Building from that, the prejudice shown by normal humans makes no sense. Racism wasn’t a switch that got flipped, it was created in a long process designed to keep one group in power over others. In the X-Men comics, humans went from zero to KKK terrorism in no time, at all, but only against “mutants”. Other superheroes are fine, but mutants are somehow an affront to everything humanity and history has ever stood for. So, to reiterate, if you get your superpowers from exposure to radiation, chemicals, mystic energies, alien technology, or your own technological invention, you’re cool. Be born with it? Monster. The best example of this comes from that utter shit-show that was “X-Men: First Class”, where FBI agents, having literally only just discovered that mutants with superpowers existed, are already treating them like second class citizens and non-people, making “racist” jokes and so on.

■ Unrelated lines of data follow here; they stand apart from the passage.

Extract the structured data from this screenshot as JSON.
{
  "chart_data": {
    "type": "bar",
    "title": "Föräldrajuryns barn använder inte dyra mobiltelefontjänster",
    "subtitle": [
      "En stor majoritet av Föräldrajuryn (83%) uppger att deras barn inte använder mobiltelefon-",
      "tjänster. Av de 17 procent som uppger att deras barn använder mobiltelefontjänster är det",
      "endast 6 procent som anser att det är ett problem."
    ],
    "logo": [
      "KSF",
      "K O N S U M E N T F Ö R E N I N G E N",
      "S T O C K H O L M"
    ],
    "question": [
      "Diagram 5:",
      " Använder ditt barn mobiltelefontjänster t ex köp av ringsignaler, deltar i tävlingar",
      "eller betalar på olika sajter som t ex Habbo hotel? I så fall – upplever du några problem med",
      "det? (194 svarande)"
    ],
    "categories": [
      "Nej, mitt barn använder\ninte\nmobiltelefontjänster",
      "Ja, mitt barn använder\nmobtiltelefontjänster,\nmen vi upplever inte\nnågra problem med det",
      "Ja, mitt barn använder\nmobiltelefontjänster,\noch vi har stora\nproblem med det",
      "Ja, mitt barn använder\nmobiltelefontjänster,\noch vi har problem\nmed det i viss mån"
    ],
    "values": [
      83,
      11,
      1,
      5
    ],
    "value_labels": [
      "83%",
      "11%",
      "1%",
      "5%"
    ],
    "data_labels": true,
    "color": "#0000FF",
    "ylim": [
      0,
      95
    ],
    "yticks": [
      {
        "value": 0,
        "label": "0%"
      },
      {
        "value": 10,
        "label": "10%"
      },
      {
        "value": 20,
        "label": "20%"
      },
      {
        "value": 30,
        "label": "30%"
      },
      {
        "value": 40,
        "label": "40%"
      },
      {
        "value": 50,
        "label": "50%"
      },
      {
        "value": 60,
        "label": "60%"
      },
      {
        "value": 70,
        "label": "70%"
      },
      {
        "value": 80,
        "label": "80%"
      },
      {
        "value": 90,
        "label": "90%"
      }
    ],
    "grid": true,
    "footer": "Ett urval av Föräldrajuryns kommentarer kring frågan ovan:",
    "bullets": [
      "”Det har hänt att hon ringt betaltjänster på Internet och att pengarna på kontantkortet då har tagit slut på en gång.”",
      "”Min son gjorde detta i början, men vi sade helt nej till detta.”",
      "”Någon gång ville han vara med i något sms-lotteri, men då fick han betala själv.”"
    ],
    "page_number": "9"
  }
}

Next is the issue that the X-Men are explicitly segregationist. They claim that they just want to “live like normal people”, but in reality practice serious segregation and “separate but equal” politics. They segregate themselves in a mansion and sprawling estate, away from “real world” and the people they claim to want to live with “equally”. The idea of establishing a separate “homeland” for mutants only has been a reoccurring theme through the comics, first espoused by Magneto, and later by Cyclops and other X-Men. If this sounds familiar, it’s because these are and were the common “solutions” to the POC “problem” in the USA. To set them up in “separate but equal” communities away from the “normal” (read: White) population, or to ship them all away to a new “homeland” far away. There’s also very little in the way of attempts to actually “live” around normal humans. the X-Men sally out of their mansion, blast stuff, and then retreat again. There’s no community integration, nothing, and when they do show mutants living outside of the mansion and grounds, its always in poverty or in ghetto situations, which implies that they’d be better off to live separately from normal humans.

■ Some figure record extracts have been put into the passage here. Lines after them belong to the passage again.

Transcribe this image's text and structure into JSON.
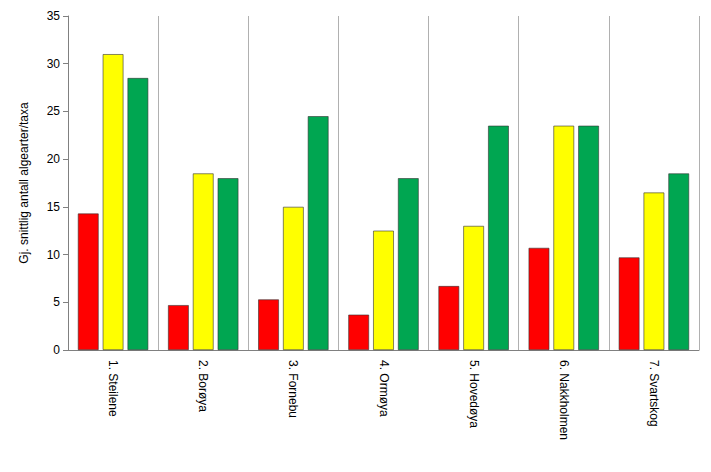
{
  "chart_data": {
    "type": "bar",
    "y_label": "Gj. snittlig antall algearter/taxa",
    "categories": [
      "1. Steilene",
      "2. Borøya",
      "3. Fornebu",
      "4. Ormøya",
      "5. Hovedøya",
      "6. Nakkholmen",
      "7. Svartskog"
    ],
    "series": [
      {
        "color": "#ff0000",
        "values": [
          14.3,
          4.7,
          5.3,
          3.7,
          6.7,
          10.7,
          9.7
        ]
      },
      {
        "color": "#ffff00",
        "values": [
          31,
          18.5,
          15,
          12.5,
          13,
          23.5,
          16.5
        ]
      },
      {
        "color": "#00a651",
        "values": [
          28.5,
          18,
          24.5,
          18,
          23.5,
          23.5,
          18.5
        ]
      }
    ],
    "ylim": [
      0,
      35
    ],
    "yticks": [
      0,
      5,
      10,
      15,
      20,
      25,
      30,
      35
    ],
    "grid": "x"
  }
}
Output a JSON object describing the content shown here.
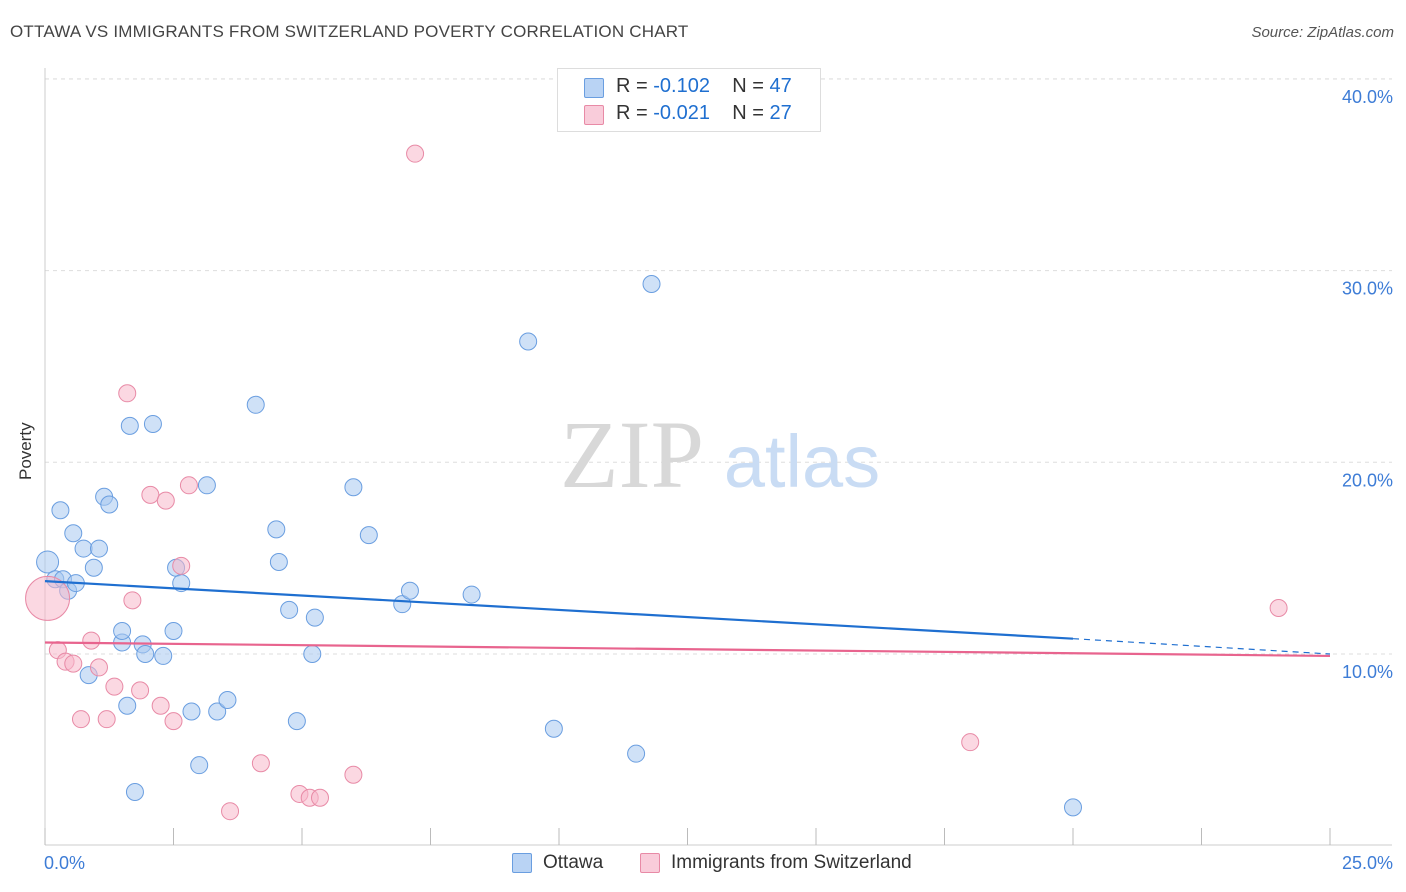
{
  "title": "OTTAWA VS IMMIGRANTS FROM SWITZERLAND POVERTY CORRELATION CHART",
  "source": "Source: ZipAtlas.com",
  "watermark": {
    "zip": "ZIP",
    "atlas": "atlas"
  },
  "legend": {
    "r_label": "R =",
    "n_label": "N =",
    "rows": [
      {
        "name": "Ottawa",
        "r": "-0.102",
        "n": "47",
        "color": "#a8c8f0",
        "stroke": "#6a9ee0"
      },
      {
        "name": "Immigrants from Switzerland",
        "r": "-0.021",
        "n": "27",
        "color": "#f7b8cb",
        "stroke": "#e88aa6"
      }
    ]
  },
  "colors": {
    "blue_line": "#1f6fd0",
    "pink_line": "#e8648e",
    "axis_text": "#3d7cd6",
    "grid": "#dddddd"
  },
  "chart_data": {
    "type": "scatter",
    "title": "OTTAWA VS IMMIGRANTS FROM SWITZERLAND POVERTY CORRELATION CHART",
    "xlabel": "",
    "ylabel": "Poverty",
    "xlim": [
      0,
      25
    ],
    "ylim": [
      0,
      41
    ],
    "x_tick_labels": [
      "0.0%",
      "25.0%"
    ],
    "y_ticks": [
      10,
      20,
      30,
      40
    ],
    "y_tick_labels": [
      "10.0%",
      "20.0%",
      "30.0%",
      "40.0%"
    ],
    "series": [
      {
        "name": "Ottawa",
        "points": [
          [
            0.05,
            14.8
          ],
          [
            0.2,
            13.9
          ],
          [
            0.3,
            17.5
          ],
          [
            0.35,
            13.9
          ],
          [
            0.45,
            13.3
          ],
          [
            0.55,
            16.3
          ],
          [
            0.6,
            13.7
          ],
          [
            0.75,
            15.5
          ],
          [
            0.85,
            8.9
          ],
          [
            0.95,
            14.5
          ],
          [
            1.05,
            15.5
          ],
          [
            1.15,
            18.2
          ],
          [
            1.25,
            17.8
          ],
          [
            1.5,
            10.6
          ],
          [
            1.5,
            11.2
          ],
          [
            1.6,
            7.3
          ],
          [
            1.65,
            21.9
          ],
          [
            1.75,
            2.8
          ],
          [
            1.9,
            10.5
          ],
          [
            1.95,
            10.0
          ],
          [
            2.1,
            22.0
          ],
          [
            2.3,
            9.9
          ],
          [
            2.5,
            11.2
          ],
          [
            2.55,
            14.5
          ],
          [
            2.65,
            13.7
          ],
          [
            2.85,
            7.0
          ],
          [
            3.0,
            4.2
          ],
          [
            3.15,
            18.8
          ],
          [
            3.35,
            7.0
          ],
          [
            3.55,
            7.6
          ],
          [
            4.1,
            23.0
          ],
          [
            4.5,
            16.5
          ],
          [
            4.55,
            14.8
          ],
          [
            4.75,
            12.3
          ],
          [
            4.9,
            6.5
          ],
          [
            5.2,
            10.0
          ],
          [
            5.25,
            11.9
          ],
          [
            6.0,
            18.7
          ],
          [
            6.3,
            16.2
          ],
          [
            6.95,
            12.6
          ],
          [
            7.1,
            13.3
          ],
          [
            8.3,
            13.1
          ],
          [
            9.4,
            26.3
          ],
          [
            9.9,
            6.1
          ],
          [
            11.5,
            4.8
          ],
          [
            11.8,
            29.3
          ],
          [
            20.0,
            2.0
          ]
        ]
      },
      {
        "name": "Immigrants from Switzerland",
        "points": [
          [
            0.05,
            12.9
          ],
          [
            0.25,
            10.2
          ],
          [
            0.4,
            9.6
          ],
          [
            0.55,
            9.5
          ],
          [
            0.7,
            6.6
          ],
          [
            0.9,
            10.7
          ],
          [
            1.05,
            9.3
          ],
          [
            1.2,
            6.6
          ],
          [
            1.35,
            8.3
          ],
          [
            1.6,
            23.6
          ],
          [
            1.7,
            12.8
          ],
          [
            1.85,
            8.1
          ],
          [
            2.05,
            18.3
          ],
          [
            2.25,
            7.3
          ],
          [
            2.35,
            18.0
          ],
          [
            2.5,
            6.5
          ],
          [
            2.65,
            14.6
          ],
          [
            2.8,
            18.8
          ],
          [
            3.6,
            1.8
          ],
          [
            4.2,
            4.3
          ],
          [
            4.95,
            2.7
          ],
          [
            5.15,
            2.5
          ],
          [
            5.35,
            2.5
          ],
          [
            6.0,
            3.7
          ],
          [
            7.2,
            36.1
          ],
          [
            18.0,
            5.4
          ],
          [
            24.0,
            12.4
          ]
        ]
      }
    ],
    "trend_lines": [
      {
        "name": "Ottawa",
        "start": [
          0,
          13.8
        ],
        "end": [
          20.0,
          10.8
        ],
        "dashed_end": [
          25.0,
          10.0
        ]
      },
      {
        "name": "Immigrants from Switzerland",
        "start": [
          0,
          10.6
        ],
        "end": [
          25.0,
          9.9
        ]
      }
    ]
  }
}
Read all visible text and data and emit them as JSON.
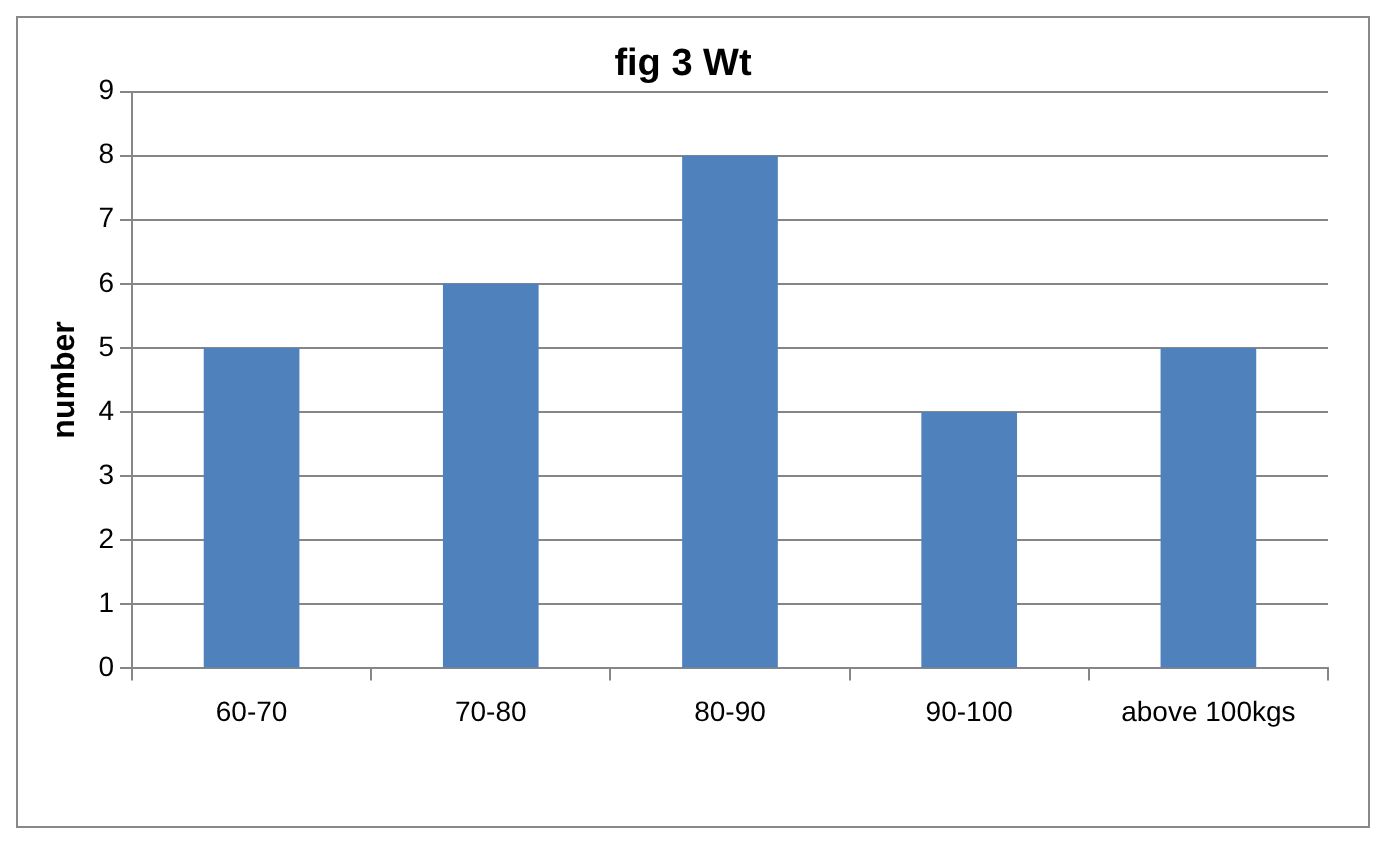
{
  "chart_data": {
    "type": "bar",
    "title": "fig 3 Wt",
    "ylabel": "number",
    "categories": [
      "60-70",
      "70-80",
      "80-90",
      "90-100",
      "above 100kgs"
    ],
    "values": [
      5,
      6,
      8,
      4,
      5
    ],
    "color": "#4f81bd",
    "ylim": [
      0,
      9
    ],
    "yticks": [
      0,
      1,
      2,
      3,
      4,
      5,
      6,
      7,
      8,
      9
    ],
    "grid": "y",
    "legend": false
  }
}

Then there’s the serious issues around the lack of logical integration into the rest of the Marvel Universe. For some reason, people are allowed to protest their very existence, blow up busloads of children (shortly after M Day, a bus full of de-powered children was blown up as it left the mansion grounds), and attack their property constantly without police or federal intervention. The X-Men are a bizarre anomaly in the Marvel Universe. S.H.I.E.L.D. and the Avengers, despite being practically next door, never see them, except for the odd time Wolverine in moonlighting with them. Somehow it’s legal for the government to send giant robots to attack peoples houses and kidnap their mutant children, but no superheroes see these robots as an issue. Seriously, Sentinels have rampaged through NewYork on several occasions, but it doesn’t seem to be an issue. Which brings us to the politics of the whole thing. How does it make any sense to pass legislation against mutants, but not every other super human? It’s asinine. It’s crude, ham-handed, and makes no sense with even the most cursory thinking.

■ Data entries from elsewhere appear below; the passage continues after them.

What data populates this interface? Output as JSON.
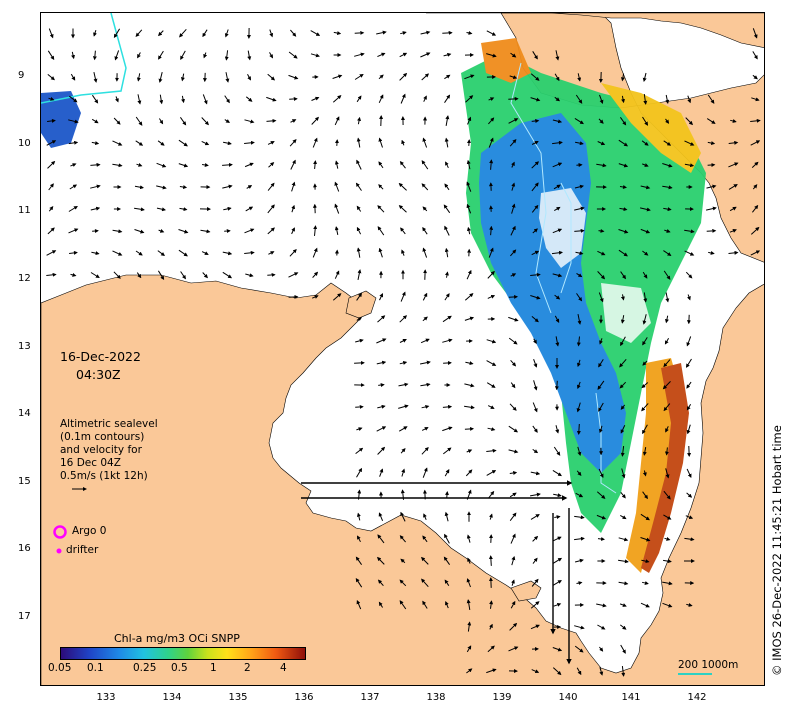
{
  "date_line": "16-Dec-2022",
  "time_line": "04:30Z",
  "legend": {
    "line1": "Altimetric sealevel",
    "line2": "(0.1m contours)",
    "line3": "and velocity for",
    "line4": "16 Dec 04Z",
    "line5": "0.5m/s (1kt 12h)",
    "argo_label": "Argo 0",
    "drifter_label": "drifter"
  },
  "colorbar": {
    "title": "Chl-a mg/m3 OCi SNPP",
    "ticks": [
      "0.05",
      "0.1",
      "0.25",
      "0.5",
      "1",
      "2",
      "4"
    ]
  },
  "y_ticks": [
    "9",
    "10",
    "11",
    "12",
    "13",
    "14",
    "15",
    "16",
    "17"
  ],
  "x_ticks": [
    "133",
    "134",
    "135",
    "136",
    "137",
    "138",
    "139",
    "140",
    "141",
    "142"
  ],
  "scale_label": "200  1000m",
  "credit": "© IMOS 26-Dec-2022 11:45:21 Hobart time",
  "colors": {
    "land": "#fac898",
    "argo": "#ff00ff",
    "contour": "#b0e8ff",
    "low_chl": "#1f6fd8",
    "mid_chl": "#3ccb3c",
    "high_chl": "#d96d12"
  }
}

So, in summation, the X-men are the worst analogue for “examining” the issues of prejudice or the Civil Rights era, or the continuing struggle for equality and social justice in the modern world that’s out there in the SFF world. The “solutions” proposed in the comics only reinforce older, explicitly racist ideology. The anti-mutant “racism” in the comics makes no sense in the context of a world literally dripping with superheroes and super technology. So, ignoring the continuous lack of diversity within the X-Men or its other othering (that’ll be a separate post), the X-Men come up short as an analogue.